What’s the right employee personal trading policy? No one policy is right for all hedge funds. Ban all personal trading? Allow only trading in mutual funds? Let employees trade freely? Depending on the type of securities that the fund trades, the right policy can be derived. However, it is not as easy as it sounds, as consideration must be given to a variety of factors, including the potential for receipt of non-public information, trading against the fund and what the fund’s related securities markets are.
How is the fund going to collect and review all those personal account statements? This is where the passage of time since 2004 is telling. The Rule requires not only the establishment of personal account trading policies, but the collection of “holdings and transaction data” on regular basis. However, the explosion of online and discount brokerages has led to proportional increase in the sheer volume of employee personal accounts, thereby creating a massive amount of paper that has to be sorted and reviewed. In response, a small industry has grown up around the collection of this data, which leads to the next consideration…

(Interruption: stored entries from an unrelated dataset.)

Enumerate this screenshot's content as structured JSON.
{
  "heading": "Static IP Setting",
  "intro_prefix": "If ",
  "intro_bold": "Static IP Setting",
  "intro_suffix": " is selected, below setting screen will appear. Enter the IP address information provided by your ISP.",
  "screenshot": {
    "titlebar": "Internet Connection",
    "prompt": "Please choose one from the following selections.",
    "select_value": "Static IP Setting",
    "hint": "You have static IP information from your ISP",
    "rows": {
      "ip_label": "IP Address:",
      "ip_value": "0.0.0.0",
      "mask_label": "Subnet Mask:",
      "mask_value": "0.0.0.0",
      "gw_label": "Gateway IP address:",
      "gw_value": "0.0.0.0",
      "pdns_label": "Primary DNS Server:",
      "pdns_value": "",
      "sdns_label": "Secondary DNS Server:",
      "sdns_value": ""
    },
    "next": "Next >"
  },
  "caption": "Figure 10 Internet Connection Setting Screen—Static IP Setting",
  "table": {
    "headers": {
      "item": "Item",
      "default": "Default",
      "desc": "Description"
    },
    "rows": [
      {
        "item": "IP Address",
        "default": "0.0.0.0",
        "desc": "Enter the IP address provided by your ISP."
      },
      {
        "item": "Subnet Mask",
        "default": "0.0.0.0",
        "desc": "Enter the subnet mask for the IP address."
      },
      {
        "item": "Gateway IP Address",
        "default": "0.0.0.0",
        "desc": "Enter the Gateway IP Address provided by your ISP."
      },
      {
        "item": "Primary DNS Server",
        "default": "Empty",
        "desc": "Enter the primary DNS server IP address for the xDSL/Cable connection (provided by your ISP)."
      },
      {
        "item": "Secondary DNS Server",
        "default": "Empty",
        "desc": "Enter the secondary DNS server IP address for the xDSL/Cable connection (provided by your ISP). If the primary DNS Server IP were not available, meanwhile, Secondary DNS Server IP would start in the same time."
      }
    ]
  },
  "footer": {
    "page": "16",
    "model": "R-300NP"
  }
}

Cost: Whether the fund dedicates internal personnel to this task, or attempts to automate the process, there is a cost associated with this task. Make no mistake, handling the task internally can be a very time-consuming task. From ensuring that all required statements have been received, to actually reviewing them, the hours add up quickly. Automation can help, but can be costly and not perfect, in that receipt of all statements automatically may not be possible. Either way, funds eventually come to the conclusion that this is not an insignificant task.
What are we looking for anyway? And here lies the rub… The easy part is to check for personal trading in restricted securities or lack of proper pre-clearance of a trade. Beyond that, it can get a little difficult. Should you check for trading against fund positions? Signs of insider trading or attempts to manipulate the market? These sound like worthwhile endeavors, but how would you do that? While methods of digger deeper into the information collected do exist, as noted above, this exercise needs to be balanced against cost.